O perigo é ser brando

Francisco Martins Rodrigues

5 de Maio de 1982


Primeira Edição: Em Marcha, 5 de Maio de 1982

Fonte: Francisco Martins Rodrigues Escritos de uma vida

Transcrição: Ana Barradas

HTML: Fernando Araújo.

Direitos de Reprodução: licenciado sob uma Licença Creative Commons.


capa

Com o tiroteio do 1º de Maio no Porto conseguiu esse homenzinho desprezível que é o eng. Ângelo Correia desforrar-se da fama de palhaço da Greve Geral e mostrar ao país que também sabe fazer sangue. Ficam todos a saber que não é um tonto inofensivo mas um louco perigoso.

É claro que a desforra foi possível porque o governo todo a quis. Insultado na rua, desautorizado por Eanes, afundando-se no descrédito, o governo quis demonstrar que ainda manda. A fuzilaria sobre a população do Porto foi a resposta que Balsemão não consegue dar aos protestos populares e a ofensiva de Eanes, que lhe rouba a iniciativa em África, na CEE, na NATO.
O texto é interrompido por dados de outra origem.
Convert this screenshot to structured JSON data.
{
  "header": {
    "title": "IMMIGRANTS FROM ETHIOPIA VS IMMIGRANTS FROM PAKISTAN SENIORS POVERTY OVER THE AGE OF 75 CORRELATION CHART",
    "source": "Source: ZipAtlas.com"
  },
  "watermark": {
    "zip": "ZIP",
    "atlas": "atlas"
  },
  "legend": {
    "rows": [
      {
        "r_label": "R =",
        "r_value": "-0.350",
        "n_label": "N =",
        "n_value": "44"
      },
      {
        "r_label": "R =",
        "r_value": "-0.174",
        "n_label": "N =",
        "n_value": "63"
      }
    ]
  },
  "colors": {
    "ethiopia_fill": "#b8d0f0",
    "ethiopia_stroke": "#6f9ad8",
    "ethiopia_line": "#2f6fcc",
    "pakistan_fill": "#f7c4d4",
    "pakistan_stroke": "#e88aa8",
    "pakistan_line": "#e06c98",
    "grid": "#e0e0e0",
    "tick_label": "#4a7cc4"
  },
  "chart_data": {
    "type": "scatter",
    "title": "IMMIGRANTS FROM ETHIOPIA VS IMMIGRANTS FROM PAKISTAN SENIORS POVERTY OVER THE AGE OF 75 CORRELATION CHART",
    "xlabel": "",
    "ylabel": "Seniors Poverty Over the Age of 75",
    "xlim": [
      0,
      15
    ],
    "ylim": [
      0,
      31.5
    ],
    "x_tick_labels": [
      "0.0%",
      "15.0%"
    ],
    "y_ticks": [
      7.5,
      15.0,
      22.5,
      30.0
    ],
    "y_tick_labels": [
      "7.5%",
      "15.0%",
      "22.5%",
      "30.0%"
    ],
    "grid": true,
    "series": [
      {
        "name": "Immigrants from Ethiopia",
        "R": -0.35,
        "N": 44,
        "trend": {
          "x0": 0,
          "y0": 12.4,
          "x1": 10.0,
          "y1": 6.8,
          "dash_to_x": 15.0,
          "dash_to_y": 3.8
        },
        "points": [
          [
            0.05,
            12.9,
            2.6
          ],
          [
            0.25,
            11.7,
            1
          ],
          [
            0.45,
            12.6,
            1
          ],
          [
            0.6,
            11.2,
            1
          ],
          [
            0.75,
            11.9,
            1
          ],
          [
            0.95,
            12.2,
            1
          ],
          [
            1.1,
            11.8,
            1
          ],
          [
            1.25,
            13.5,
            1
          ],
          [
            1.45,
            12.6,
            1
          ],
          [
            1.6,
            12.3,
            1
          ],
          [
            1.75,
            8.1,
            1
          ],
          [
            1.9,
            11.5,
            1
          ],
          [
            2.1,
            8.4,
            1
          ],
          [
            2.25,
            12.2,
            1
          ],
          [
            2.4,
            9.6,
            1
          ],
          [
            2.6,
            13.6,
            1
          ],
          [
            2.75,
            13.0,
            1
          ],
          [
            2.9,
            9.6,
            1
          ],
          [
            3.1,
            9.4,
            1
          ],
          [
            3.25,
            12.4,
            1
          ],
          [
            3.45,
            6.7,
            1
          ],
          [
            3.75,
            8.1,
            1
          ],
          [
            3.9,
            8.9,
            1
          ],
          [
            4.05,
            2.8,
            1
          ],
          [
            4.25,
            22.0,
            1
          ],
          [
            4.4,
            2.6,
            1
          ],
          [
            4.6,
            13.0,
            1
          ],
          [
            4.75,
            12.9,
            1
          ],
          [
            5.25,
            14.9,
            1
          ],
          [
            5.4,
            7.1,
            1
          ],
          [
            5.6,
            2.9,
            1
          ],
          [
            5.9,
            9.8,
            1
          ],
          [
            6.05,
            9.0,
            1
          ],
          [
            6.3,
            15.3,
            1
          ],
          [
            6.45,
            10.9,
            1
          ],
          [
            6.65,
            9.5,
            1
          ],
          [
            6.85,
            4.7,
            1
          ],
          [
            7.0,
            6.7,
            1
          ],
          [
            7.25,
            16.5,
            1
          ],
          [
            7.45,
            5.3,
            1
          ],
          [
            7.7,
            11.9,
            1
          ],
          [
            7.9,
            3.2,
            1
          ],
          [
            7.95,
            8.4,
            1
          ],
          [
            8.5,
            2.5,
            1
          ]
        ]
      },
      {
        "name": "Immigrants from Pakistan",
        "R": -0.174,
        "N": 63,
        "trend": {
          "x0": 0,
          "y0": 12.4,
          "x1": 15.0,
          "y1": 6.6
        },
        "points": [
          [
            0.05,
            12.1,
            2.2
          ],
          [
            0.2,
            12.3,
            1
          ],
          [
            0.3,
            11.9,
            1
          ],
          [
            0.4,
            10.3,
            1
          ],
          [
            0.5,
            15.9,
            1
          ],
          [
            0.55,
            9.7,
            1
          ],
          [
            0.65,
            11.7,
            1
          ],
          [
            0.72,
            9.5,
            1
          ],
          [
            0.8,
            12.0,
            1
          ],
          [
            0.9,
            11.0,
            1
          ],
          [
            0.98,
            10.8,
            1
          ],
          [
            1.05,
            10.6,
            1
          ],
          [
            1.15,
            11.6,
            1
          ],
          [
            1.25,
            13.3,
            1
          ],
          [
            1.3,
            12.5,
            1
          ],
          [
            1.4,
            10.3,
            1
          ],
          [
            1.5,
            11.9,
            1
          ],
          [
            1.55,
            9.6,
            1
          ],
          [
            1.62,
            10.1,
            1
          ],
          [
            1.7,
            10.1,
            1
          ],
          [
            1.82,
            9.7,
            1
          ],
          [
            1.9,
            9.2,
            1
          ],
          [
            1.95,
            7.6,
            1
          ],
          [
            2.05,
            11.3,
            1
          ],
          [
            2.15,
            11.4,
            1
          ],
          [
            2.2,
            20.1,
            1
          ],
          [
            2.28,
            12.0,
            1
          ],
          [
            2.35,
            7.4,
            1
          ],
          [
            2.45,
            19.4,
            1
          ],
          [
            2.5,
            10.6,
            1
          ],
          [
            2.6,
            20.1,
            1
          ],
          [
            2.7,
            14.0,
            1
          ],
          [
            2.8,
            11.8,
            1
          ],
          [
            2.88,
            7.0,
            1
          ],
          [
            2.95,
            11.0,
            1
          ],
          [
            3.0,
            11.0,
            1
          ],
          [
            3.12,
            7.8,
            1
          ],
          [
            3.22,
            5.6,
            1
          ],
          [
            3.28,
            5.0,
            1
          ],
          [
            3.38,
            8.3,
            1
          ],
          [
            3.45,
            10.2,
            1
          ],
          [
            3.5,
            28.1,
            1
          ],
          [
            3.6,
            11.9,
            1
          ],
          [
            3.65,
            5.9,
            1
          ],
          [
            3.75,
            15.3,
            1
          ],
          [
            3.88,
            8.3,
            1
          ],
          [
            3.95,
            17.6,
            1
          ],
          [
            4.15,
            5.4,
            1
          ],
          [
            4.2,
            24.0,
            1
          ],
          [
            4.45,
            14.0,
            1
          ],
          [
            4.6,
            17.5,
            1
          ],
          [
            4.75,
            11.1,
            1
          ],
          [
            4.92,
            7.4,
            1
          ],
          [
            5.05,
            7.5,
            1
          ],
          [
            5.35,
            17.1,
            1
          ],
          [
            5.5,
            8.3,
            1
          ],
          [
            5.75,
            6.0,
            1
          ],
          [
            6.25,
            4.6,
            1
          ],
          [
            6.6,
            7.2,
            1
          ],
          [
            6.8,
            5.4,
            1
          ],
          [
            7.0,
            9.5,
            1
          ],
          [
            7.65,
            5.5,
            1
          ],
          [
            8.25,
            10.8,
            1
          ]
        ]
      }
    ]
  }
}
O crime do Porto foi o estertor de um governo agonizante. Mas que só foi possível com a colaboração do PS e da UGT. Mário Soares, forçado há uma semana a atrelar-se às manifestações do 25 de Abril, completa a flexão com a provocação da Praça Humberto Delgado. Os que saudavam o "novo curso" do PS têm aí a resposta: Manuel Alegre para os garganteados democráticos, Jaime Gama para os negócios NATO, Torres Couto para os trabalhinhos policiais. Um leque perfeito.

A UGT ficou a partir de agora amarrada à festarola sinistra de dia 1, sobre o sangue ainda mal lavado dos dois mortos e das dúzias de feridos. Talvez isso ajude os de compreensão lenta a perceber finalmente para que serve a central "democrática".
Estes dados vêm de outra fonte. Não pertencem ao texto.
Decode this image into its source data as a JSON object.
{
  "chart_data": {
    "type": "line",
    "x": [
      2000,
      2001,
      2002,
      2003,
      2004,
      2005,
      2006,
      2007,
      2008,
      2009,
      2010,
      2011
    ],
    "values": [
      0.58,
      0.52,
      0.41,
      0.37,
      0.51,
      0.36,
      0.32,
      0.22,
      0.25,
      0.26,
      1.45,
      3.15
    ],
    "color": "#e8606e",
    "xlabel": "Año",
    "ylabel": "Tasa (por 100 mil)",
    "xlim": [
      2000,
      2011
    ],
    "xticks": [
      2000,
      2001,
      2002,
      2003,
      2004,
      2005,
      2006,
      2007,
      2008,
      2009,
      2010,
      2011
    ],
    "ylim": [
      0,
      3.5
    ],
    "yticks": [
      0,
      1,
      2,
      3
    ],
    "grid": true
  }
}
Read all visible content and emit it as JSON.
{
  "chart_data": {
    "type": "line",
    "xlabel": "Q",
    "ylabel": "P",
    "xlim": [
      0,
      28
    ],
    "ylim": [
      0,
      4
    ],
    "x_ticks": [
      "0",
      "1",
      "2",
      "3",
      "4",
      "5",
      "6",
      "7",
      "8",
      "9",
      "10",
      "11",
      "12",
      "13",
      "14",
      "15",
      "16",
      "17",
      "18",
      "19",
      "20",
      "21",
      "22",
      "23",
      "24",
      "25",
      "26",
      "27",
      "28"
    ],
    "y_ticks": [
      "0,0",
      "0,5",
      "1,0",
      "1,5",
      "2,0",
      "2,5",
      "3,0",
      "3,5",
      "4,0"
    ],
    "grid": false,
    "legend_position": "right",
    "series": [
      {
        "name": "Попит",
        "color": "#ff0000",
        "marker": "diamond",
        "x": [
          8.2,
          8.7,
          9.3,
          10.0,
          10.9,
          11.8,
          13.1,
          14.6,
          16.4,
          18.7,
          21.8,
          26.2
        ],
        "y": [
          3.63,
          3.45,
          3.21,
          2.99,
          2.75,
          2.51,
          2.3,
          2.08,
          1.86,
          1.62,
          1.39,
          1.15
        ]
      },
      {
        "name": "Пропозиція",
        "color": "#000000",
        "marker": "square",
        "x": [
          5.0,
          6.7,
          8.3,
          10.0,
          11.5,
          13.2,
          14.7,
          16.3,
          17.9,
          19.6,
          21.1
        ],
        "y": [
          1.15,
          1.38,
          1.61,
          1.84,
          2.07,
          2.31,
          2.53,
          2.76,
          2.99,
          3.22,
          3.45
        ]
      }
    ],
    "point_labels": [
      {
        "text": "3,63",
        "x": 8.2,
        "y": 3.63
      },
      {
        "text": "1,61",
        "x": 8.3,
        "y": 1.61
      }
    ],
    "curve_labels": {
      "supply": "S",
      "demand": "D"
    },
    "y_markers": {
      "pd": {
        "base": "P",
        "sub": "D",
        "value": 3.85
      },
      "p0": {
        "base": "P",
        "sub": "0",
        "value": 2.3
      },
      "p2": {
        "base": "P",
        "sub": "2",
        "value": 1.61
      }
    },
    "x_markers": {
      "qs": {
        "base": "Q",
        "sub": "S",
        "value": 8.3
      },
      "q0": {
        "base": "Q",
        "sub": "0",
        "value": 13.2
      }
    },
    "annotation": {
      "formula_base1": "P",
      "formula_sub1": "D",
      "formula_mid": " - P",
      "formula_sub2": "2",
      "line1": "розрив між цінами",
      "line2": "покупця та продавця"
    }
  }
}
Mas não param aqui as lições do Porto. Ele mostrou também a oposição balofa dos chefes do PCP e da CGTP, por muito que esbracejem. Forçados a manter a convocação para o centro da cidade pela pressão da base, forçados pela indignação popular a convocar a nova greve geral que ainda três dias antes recusavam, forçados a adoptar por toda a parte a palavra de ordem dos revolucionários "O povo não quer fascistas no poder", que ainda há poucas semanas recebiam a paulada, foram mais uma vez ultrapassados pelos sindicalistas revolucionários do Porto na convocação de uma greve de protesto por ocasião do funeral dos mártires.

Não vai faltar gente a querer usar o sangue derramado no Porto como capital para negociar posições num novo governo, importa que o movimento operário e popular utilize esse sangue. que lhe pertence, para afirmar o seu lugar independente na política. Importa radicalizara luta na rua, para fazer desabar, com a AD, o maior número de trincheiras deste regime. Há um perigo: é sermos brandos demais.